The formula simply states that the theoretical maximum number of downstream execution pipelines (or subdivisions of a given process) is the ratio of the distribution rate (DistributorTPS) and the downstream processing rate (ProcessTPS). The formula shows that the theoretical ideal number of effective pipelines (NumberOfPipelines) is determined by this ratio. Of course, real-life systems demand some margin for error and it is thus typical to "over design" to some degree. You may want to plan to increase the NumberOfPipelines by 10-20 percent to allow for this margin of error and help ensure adequate flow in the system. Used in this way, the formula can provide an excellent guide for properly sizing a system and determining the optimum application of a pipeline distributor in a pipelines system.

For a very simple example, let's assume that a given distributor can evaluate and route transactions at the rate of 1,000 TPS, and the downstream process runs at the rate of 100 TPS. In this case, the maximum number of pipelines would be 10, expressed as: 10 = 1000 / 100

This pipelined system should be able to perform up to 10 times as fast as a comparable system that does not utilize pipelines technology. More specifically, the system should be able to process a throughput of 10 times the number of transactions in a given amount of time.

The formula is designed to show that downstream execution pipelines must be "supplied" at a rate comparable to the rate they can process, or "consume" transactions. Otherwise the execution pipeline processors will simply wait, and will be unproductive resources in the system.

Therefore, in the worst possible scenario, if the Pipelines Distributor rate requires more time to evaluate and route a transaction than a single execution of the actual transaction process, there is no benefit to concurrent processing.
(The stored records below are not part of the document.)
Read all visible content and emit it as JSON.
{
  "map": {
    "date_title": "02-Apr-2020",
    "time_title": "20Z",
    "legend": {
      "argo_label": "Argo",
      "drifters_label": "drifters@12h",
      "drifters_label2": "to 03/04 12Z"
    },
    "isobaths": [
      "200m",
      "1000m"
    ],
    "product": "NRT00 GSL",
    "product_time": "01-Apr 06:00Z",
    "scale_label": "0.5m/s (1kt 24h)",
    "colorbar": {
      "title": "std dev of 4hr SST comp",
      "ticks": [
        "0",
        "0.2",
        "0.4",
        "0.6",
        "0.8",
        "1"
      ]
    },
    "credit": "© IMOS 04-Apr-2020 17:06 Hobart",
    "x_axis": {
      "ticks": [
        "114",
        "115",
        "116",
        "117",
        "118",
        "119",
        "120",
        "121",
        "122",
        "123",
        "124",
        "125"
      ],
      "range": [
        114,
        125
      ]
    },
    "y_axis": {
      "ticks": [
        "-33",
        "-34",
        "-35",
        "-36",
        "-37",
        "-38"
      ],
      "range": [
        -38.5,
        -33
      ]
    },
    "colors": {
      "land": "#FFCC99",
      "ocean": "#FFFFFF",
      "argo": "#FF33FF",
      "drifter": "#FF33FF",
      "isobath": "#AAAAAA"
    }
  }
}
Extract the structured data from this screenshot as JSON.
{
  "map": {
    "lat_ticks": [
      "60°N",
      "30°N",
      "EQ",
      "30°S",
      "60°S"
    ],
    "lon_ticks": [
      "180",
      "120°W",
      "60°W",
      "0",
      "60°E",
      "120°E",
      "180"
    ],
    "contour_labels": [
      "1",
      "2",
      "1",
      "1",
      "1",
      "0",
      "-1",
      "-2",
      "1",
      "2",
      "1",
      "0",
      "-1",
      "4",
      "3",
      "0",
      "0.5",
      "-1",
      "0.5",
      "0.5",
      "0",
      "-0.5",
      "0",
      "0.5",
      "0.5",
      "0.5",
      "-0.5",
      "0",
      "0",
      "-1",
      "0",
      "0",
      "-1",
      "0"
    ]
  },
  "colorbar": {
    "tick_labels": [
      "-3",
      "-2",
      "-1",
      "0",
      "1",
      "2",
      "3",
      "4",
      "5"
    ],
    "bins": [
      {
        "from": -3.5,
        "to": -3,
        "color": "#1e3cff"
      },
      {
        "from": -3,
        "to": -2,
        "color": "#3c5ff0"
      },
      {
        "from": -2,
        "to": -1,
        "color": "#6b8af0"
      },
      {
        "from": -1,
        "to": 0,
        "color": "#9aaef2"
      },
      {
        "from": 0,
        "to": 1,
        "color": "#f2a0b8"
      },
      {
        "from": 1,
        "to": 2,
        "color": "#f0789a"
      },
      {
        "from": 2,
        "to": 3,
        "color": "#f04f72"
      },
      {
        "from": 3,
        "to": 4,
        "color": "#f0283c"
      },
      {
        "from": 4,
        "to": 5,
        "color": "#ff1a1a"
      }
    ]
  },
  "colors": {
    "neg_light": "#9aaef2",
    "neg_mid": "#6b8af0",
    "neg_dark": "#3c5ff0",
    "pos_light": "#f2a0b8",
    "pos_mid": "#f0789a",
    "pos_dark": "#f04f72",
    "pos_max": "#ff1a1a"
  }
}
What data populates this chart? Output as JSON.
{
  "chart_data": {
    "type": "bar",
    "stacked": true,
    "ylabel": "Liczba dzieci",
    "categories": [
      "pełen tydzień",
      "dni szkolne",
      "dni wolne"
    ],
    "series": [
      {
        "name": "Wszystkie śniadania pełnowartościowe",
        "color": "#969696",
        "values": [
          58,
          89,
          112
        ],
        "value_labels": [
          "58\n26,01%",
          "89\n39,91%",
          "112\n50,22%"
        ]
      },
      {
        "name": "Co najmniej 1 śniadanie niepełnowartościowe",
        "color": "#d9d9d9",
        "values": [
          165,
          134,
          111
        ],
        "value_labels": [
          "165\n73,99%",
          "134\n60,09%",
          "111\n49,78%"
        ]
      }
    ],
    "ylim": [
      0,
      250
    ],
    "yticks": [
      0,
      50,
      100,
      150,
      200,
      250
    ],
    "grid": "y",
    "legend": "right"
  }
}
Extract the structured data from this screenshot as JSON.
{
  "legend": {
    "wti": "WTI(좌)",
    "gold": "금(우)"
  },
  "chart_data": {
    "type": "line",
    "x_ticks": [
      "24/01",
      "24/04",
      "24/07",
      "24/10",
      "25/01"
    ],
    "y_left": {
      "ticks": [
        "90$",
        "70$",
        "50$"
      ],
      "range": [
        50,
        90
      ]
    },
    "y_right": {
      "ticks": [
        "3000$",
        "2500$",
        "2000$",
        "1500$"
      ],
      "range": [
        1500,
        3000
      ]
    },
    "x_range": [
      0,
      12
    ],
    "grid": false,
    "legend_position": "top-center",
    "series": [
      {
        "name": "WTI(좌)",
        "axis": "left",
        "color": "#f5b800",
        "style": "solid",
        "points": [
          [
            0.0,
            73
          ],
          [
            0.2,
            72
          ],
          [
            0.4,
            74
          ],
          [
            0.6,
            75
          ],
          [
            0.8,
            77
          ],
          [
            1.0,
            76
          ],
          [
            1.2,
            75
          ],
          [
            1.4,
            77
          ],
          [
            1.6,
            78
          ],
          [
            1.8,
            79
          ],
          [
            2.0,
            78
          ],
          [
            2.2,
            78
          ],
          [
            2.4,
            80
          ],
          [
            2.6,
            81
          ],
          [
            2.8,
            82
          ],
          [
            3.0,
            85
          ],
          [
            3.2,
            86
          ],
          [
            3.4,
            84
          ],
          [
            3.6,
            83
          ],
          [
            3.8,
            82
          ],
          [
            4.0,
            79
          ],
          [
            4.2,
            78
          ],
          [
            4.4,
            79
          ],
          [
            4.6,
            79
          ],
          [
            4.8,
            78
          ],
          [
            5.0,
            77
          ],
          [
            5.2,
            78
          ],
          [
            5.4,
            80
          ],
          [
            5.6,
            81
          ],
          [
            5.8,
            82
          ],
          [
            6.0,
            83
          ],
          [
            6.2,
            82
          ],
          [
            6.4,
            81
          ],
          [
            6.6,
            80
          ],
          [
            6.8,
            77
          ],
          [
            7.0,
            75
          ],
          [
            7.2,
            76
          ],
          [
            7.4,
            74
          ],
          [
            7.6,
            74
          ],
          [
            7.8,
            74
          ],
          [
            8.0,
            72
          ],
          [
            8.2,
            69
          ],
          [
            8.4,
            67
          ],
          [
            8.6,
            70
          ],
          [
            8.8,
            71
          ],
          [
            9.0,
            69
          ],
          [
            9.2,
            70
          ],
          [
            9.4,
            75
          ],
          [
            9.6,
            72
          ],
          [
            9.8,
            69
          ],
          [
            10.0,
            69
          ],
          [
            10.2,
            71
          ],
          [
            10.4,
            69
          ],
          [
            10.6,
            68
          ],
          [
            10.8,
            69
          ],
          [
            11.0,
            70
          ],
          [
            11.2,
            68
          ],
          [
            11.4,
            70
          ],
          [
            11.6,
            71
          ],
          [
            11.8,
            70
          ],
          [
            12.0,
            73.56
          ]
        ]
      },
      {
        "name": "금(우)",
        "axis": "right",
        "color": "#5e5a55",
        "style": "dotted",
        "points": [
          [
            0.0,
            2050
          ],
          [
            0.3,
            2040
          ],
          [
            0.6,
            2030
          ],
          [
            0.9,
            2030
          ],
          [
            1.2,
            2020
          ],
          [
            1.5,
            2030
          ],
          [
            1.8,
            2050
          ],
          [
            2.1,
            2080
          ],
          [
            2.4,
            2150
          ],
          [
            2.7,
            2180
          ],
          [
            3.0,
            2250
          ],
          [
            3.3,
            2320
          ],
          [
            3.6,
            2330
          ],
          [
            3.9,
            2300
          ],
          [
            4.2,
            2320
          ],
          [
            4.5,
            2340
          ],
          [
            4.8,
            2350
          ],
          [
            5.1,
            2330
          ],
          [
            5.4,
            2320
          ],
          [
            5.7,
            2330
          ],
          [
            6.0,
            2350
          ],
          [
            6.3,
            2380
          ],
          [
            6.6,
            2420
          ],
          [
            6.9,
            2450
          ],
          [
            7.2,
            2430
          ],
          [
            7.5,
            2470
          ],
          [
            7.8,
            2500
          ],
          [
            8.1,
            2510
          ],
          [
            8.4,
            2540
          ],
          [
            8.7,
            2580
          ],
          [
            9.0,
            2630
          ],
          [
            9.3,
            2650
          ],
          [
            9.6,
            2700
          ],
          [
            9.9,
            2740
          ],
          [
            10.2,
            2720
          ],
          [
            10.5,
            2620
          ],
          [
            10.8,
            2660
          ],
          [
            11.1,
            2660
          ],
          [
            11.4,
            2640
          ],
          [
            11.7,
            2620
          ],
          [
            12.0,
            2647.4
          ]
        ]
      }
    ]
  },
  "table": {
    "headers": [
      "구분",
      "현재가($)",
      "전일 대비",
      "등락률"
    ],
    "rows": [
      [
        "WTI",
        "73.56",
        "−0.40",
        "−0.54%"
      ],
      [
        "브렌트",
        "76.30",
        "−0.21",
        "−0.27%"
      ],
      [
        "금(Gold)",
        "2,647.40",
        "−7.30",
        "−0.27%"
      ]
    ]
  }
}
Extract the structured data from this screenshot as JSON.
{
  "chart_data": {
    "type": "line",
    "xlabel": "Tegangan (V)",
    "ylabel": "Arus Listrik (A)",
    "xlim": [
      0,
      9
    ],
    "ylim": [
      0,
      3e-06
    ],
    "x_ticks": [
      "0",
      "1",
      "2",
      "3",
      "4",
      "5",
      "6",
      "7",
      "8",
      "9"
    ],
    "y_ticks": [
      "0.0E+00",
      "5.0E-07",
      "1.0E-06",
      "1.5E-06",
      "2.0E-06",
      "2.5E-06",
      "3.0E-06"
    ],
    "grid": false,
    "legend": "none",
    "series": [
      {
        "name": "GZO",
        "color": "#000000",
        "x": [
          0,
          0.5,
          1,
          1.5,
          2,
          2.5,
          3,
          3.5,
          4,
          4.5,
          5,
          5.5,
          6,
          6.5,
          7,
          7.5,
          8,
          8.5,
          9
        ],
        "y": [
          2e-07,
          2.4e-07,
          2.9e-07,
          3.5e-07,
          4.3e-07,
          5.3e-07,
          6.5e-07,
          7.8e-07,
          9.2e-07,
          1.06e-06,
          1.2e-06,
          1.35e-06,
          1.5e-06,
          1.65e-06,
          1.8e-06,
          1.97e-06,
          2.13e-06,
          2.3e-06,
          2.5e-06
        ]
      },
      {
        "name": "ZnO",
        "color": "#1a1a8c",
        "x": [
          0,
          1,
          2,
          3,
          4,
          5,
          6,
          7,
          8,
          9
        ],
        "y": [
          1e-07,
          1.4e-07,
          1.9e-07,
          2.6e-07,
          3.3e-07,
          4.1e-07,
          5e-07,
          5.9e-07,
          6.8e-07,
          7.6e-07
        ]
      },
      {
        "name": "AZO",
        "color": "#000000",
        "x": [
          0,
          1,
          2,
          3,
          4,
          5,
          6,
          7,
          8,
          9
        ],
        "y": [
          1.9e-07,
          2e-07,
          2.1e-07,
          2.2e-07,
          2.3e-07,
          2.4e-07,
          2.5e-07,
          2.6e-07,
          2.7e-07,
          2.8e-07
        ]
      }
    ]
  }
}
In fact, quite to the contrary, the distributor would simply introduce unnecessary overhead into the process. For a service-oriented application to be successfully "pipelined", the design goal must be to minimize the latency of the distributor, while delegating as much work as possible to downstream execution pipelines.

Consider also that pipelines can be distributed at multiple levels in a given system as required. Rule 3 must be applied at each level of the pipeline distribution hierarchy.


Conclusion

Pipelines Law and the three derived Pipelines Rules provide a very simple, yet effective method for evaluating a software pipelines system. To be sure, there are many other limiting factors that need to be taken into account, such as network latency, high service reuse, contention, etc. However, these rules can be applied to the analysis and prediction of performance for just about any service-oriented business application that requires the scalability offered by concurrent processing.